Synthetic Fiber Gaskets: Material Structure and Uses

21 September 2017

Synthetic fiber gaskets are imbued with specially tailored properties. A long list of man-made materials fills this category. They resist corrosive fluid attacks from specific acid strains, food types, or chemical compounds. Mechanically sound, the material structure of a calendered synthetic fiber is designed to withstand flange compression extremes and to handle large temperature fluctuations. With that being said, maybe we should take a closer look at this manufactured material.

What Are Synthetic Fibers?

Picture synthetic fibers as man-made materials, as the plastic and glass-based filaments that are built with a toughened molecular backbone. Fluoropolymer bonds and strong thermoplastic linkages create gasket sheets that deliver superior physical properties and custom-manufactured fluid handling traits. PTFE is a popular source for these synthetic strands, but there are many proprietary products, brand names that contain unique material characteristics. Cut by die cutting equipment, these synthetic filaments can be tailored to fit any conceivable sealing application.
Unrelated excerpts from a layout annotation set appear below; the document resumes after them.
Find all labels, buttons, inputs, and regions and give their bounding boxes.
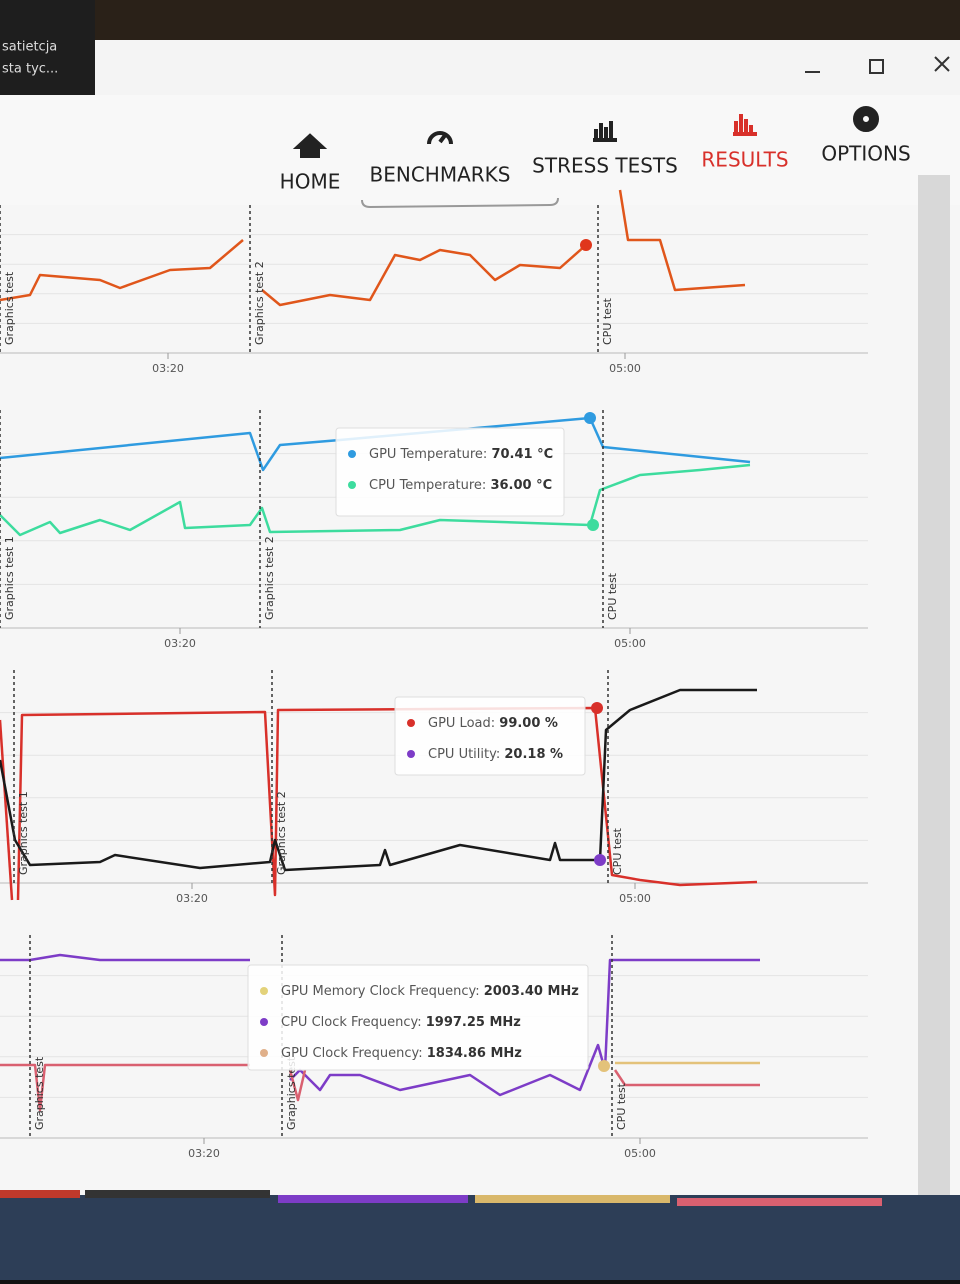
nav-bar bbox=[0, 95, 960, 205]
nav-icon bbox=[427, 131, 453, 145]
notification-text: sta tyc... bbox=[2, 62, 58, 77]
tab-strip bbox=[0, 1190, 80, 1198]
tooltip-label: CPU Utility: bbox=[428, 747, 500, 762]
tooltip-label: GPU Load: bbox=[428, 716, 495, 731]
time-label: 03:20 bbox=[152, 362, 184, 375]
test-marker-label: Graphics test 2 bbox=[275, 791, 288, 875]
time-label: 05:00 bbox=[624, 1147, 656, 1160]
tooltip-swatch bbox=[407, 719, 415, 727]
tooltip-row: CPU Clock Frequency: 1997.25 MHz bbox=[281, 1015, 521, 1030]
series-line bbox=[0, 239, 244, 302]
maximize-button[interactable] bbox=[869, 59, 884, 74]
test-marker-label: Graphics test 2 bbox=[263, 536, 276, 620]
nav-icon bbox=[733, 114, 757, 136]
nav-item[interactable]: STRESS TESTS bbox=[532, 154, 678, 178]
nav-item[interactable]: HOME bbox=[280, 170, 341, 194]
tab-strip bbox=[85, 1190, 270, 1198]
tooltip-row: GPU Load: 99.00 % bbox=[428, 716, 558, 731]
test-marker-label: CPU test bbox=[611, 827, 624, 875]
series-line bbox=[0, 1063, 250, 1112]
time-label: 03:20 bbox=[188, 1147, 220, 1160]
tooltip-value: 36.00 °C bbox=[490, 478, 552, 493]
hover-dot bbox=[580, 239, 592, 251]
nav-underline bbox=[361, 197, 559, 209]
nav-item[interactable]: RESULTS bbox=[701, 148, 788, 172]
time-label: 05:00 bbox=[614, 637, 646, 650]
series-line bbox=[0, 416, 751, 472]
series-line bbox=[261, 244, 587, 307]
nav-item[interactable]: OPTIONS bbox=[821, 142, 910, 166]
series-line bbox=[0, 953, 250, 962]
nav-icon bbox=[292, 133, 328, 158]
tooltip-label: GPU Memory Clock Frequency: bbox=[281, 984, 480, 999]
tab-strip bbox=[278, 1195, 468, 1203]
hover-dot bbox=[598, 1060, 610, 1072]
time-label: 03:20 bbox=[176, 892, 208, 905]
title-bar bbox=[0, 40, 960, 95]
tooltip-label: CPU Temperature: bbox=[369, 478, 486, 493]
tooltip bbox=[247, 964, 589, 1071]
tooltip-swatch bbox=[260, 1049, 268, 1057]
test-marker-label: CPU test bbox=[615, 1082, 628, 1130]
tooltip-value: 2003.40 MHz bbox=[484, 984, 579, 999]
test-marker-label: Graphics test bbox=[33, 1056, 46, 1130]
test-marker-label: CPU test bbox=[606, 572, 619, 620]
tooltip-swatch bbox=[348, 481, 356, 489]
tooltip-value: 1997.25 MHz bbox=[426, 1015, 521, 1030]
tooltip-label: GPU Clock Frequency: bbox=[281, 1046, 423, 1061]
nav-item[interactable]: BENCHMARKS bbox=[370, 163, 511, 187]
desktop-bottom bbox=[0, 1195, 960, 1280]
series-line bbox=[0, 463, 751, 537]
notification bbox=[0, 0, 95, 95]
test-marker-label: Graphics test bbox=[3, 271, 16, 345]
tooltip-row: GPU Temperature: 70.41 °C bbox=[369, 447, 553, 462]
tooltip bbox=[335, 427, 565, 517]
hover-dot bbox=[587, 519, 599, 531]
hover-dot bbox=[594, 854, 606, 866]
tooltip-swatch bbox=[260, 1018, 268, 1026]
series-line bbox=[0, 719, 14, 901]
tooltip-row: GPU Clock Frequency: 1834.86 MHz bbox=[281, 1046, 522, 1061]
series-line bbox=[288, 1069, 307, 1102]
tooltip-value: 1834.86 MHz bbox=[427, 1046, 522, 1061]
time-label: 05:00 bbox=[609, 362, 641, 375]
test-marker-label: Graphics test bbox=[285, 1056, 298, 1130]
series-line bbox=[613, 1069, 760, 1087]
tooltip-row: GPU Memory Clock Frequency: 2003.40 MHz bbox=[281, 984, 579, 999]
time-label: 05:00 bbox=[619, 892, 651, 905]
time-label: 03:20 bbox=[164, 637, 196, 650]
nav-icon bbox=[593, 121, 617, 142]
tab-strip bbox=[475, 1195, 670, 1203]
hover-dot bbox=[584, 412, 596, 424]
tooltip-row: CPU Temperature: 36.00 °C bbox=[369, 478, 552, 493]
test-marker-label: Graphics test 2 bbox=[253, 261, 266, 345]
tooltip-row: CPU Utility: 20.18 % bbox=[428, 747, 563, 762]
test-marker-label: CPU test bbox=[601, 297, 614, 345]
close-button[interactable] bbox=[934, 56, 950, 72]
notification-text: satietcja bbox=[2, 40, 57, 55]
scrollbar[interactable] bbox=[918, 175, 950, 1195]
tooltip-label: GPU Temperature: bbox=[369, 447, 487, 462]
tooltip-value: 20.18 % bbox=[504, 747, 563, 762]
tooltip-value: 99.00 % bbox=[499, 716, 558, 731]
series-line bbox=[0, 688, 757, 872]
hover-dot bbox=[591, 702, 603, 714]
test-marker-label: Graphics test 1 bbox=[3, 536, 16, 620]
tooltip-swatch bbox=[260, 987, 268, 995]
tooltip bbox=[394, 696, 586, 776]
test-marker-label: Graphics test 1 bbox=[17, 791, 30, 875]
nav-icon bbox=[853, 106, 879, 133]
tooltip-value: 70.41 °C bbox=[491, 447, 553, 462]
tooltip-swatch bbox=[348, 450, 356, 458]
series-line bbox=[618, 189, 746, 292]
tooltip-swatch bbox=[407, 750, 415, 758]
tooltip-label: CPU Clock Frequency: bbox=[281, 1015, 422, 1030]
tab-strip bbox=[677, 1198, 882, 1206]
Examining the Manufacturing Process

Special blends of rubber and aramid act as a structural framework for the exotic strands. They bind together to form long sheets, at which point they’re die stamped into synthetic fiber gaskets. Again, this process varies from one manufacturer to the next, but a binding agent is regarded a critical part of the manufacturing phase, for it bonds those toughened filaments in place. The sheets are loaded with a blend of graphite, glass, PTFE, and other synthetic filaments. The exact mix ratio is managed by the manufacturer so that the artificial material specifically accommodates a preordained fluid medium.

Synthetic Fiber Gaskets: Assorted Applications

If a data sheet filled with operational conditions impedes the adoption of a natural gasketing material, then synthetic fiber gaskets are on hand to take up the slack. Calendered and bonded to rubber or cork, these manufactured material seals serve the aerospace and automobile industry as fuel and lubricant-resistant seals. They exhibit excellent dimensional stability, even when the flange fastening pressure bears down with great compressive strength. A minor change in the formula, a substituted graphite base or man-made felt binding agent, is enough to alter a fluorocarbon stranded gasket group and its subgrouped product lineage so that the next iteration in the product inventory seals a solvent based fluid or a caustic chemical compound.
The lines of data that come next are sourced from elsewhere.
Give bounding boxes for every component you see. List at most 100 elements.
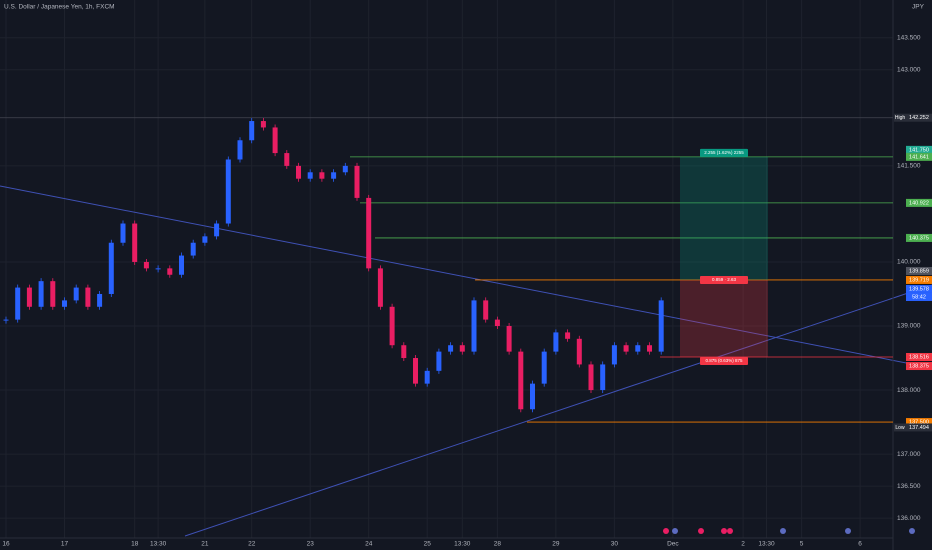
candle [424,370,430,384]
price-tag-box [894,423,906,432]
candle [471,300,477,352]
candle [296,165,301,179]
candle [436,351,442,371]
x-tick-label: 5 [800,541,804,548]
x-tick-label: 13:30 [150,541,167,548]
candle [319,172,325,179]
price-label-box [906,266,932,275]
price-label-box [906,284,932,293]
candle [179,255,184,275]
position-profit [680,156,768,280]
price-label: 138.375 [909,363,929,369]
x-tick-label: 29 [552,541,560,548]
position-label: 2.255 (1.62%) 2255 [704,150,744,155]
price-label: 141.750 [909,147,929,153]
price-label: 139.859 [909,268,929,274]
event-icons [663,528,915,534]
price-label-box [906,198,932,207]
price-label: 138.516 [909,354,929,360]
price-label: 140.375 [909,235,929,241]
candle [366,197,372,269]
candle [518,351,524,410]
y-tick-label: 140.000 [897,259,921,266]
candle [647,345,652,352]
candle [565,332,571,339]
x-tick-label: 17 [61,541,69,548]
candle [494,319,500,327]
x-tick-label: 18 [131,541,139,548]
y-tick-label: 139.000 [897,323,921,330]
candle [354,165,360,198]
x-tick-label: 13:30 [454,541,471,548]
candle [15,287,21,320]
symbol-title: U.S. Dollar / Japanese Yen, 1h, FXCM [4,4,115,11]
x-tick-label: 22 [248,541,256,548]
candle [541,351,547,384]
position-label: 0.859 · 2.63 [712,277,737,282]
price-label-box [906,362,932,371]
x-tick-label: 28 [494,541,502,548]
price-tag-box [894,113,906,122]
candle [448,345,454,352]
candle [97,293,103,307]
candle [26,287,32,307]
position-label: 0.875 (0.63%) 875 [705,358,743,363]
price-label-box [906,275,932,284]
candle [272,127,278,154]
candle [623,345,629,352]
candle [635,345,641,352]
price-label: 141.641 [909,154,929,160]
candle [506,326,512,352]
price-label: 137.500 [909,420,929,426]
candle [108,242,114,294]
candle [143,261,149,269]
price-label-box [906,423,932,432]
candle [214,223,220,237]
candle [225,159,231,224]
position-loss [680,279,768,358]
candle [401,345,407,359]
countdown-box [906,292,932,301]
candle [377,268,383,307]
price-label-box [906,152,932,161]
y-tick-label: 136.500 [897,483,921,490]
y-tick-label: 136.000 [897,515,921,522]
price-tag: Low [895,425,905,431]
price-label-box [906,113,932,122]
candle [331,172,337,179]
candle [132,223,138,262]
candle [237,140,243,160]
candle [459,345,465,352]
x-tick-label: 2 [741,541,745,548]
x-tick-label: Dec [667,541,679,548]
x-tick-label: 13:30 [758,541,775,548]
trend-line [184,284,932,537]
countdown: 58:42 [912,294,926,300]
candle [202,236,208,243]
y-tick-label: 141.500 [897,163,921,170]
y-tick-label: 143.000 [897,67,921,74]
price-label: 137.494 [909,425,929,431]
candle [85,287,91,307]
candle [658,300,664,352]
candle [38,281,44,307]
x-tick-label: 16 [2,541,10,548]
candle [530,383,535,410]
x-tick-label: 24 [365,541,373,548]
price-label: 139.578 [909,286,929,292]
candle [120,223,126,243]
candle [342,165,348,173]
candle [576,338,582,365]
candle [284,153,290,166]
candle [3,319,9,321]
x-tick-label: 21 [201,541,209,548]
price-label-box [906,418,932,427]
candle [389,306,395,346]
candle [62,300,67,307]
price-label-box [906,233,932,242]
candle [155,268,161,270]
candle [260,121,266,128]
candle [249,121,255,141]
price-label: 142.252 [909,115,929,121]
Every property assigned to a group of synthetic fiber gaskets is alterable. Controlled by the manufacturing process, the Teflon-strengthened bonds and their brand-determined siblings are endowed with a superior compressibility feature, plus a finitely adjustable filament base, one that can be intelligently adjusted to withstand any material type, pressure, or temperature variance. After the artificially manufactured strands are bonded to rubber or cork, the calendered sheets are readily cut up into ranks and rows of dimensionally stable gaskets.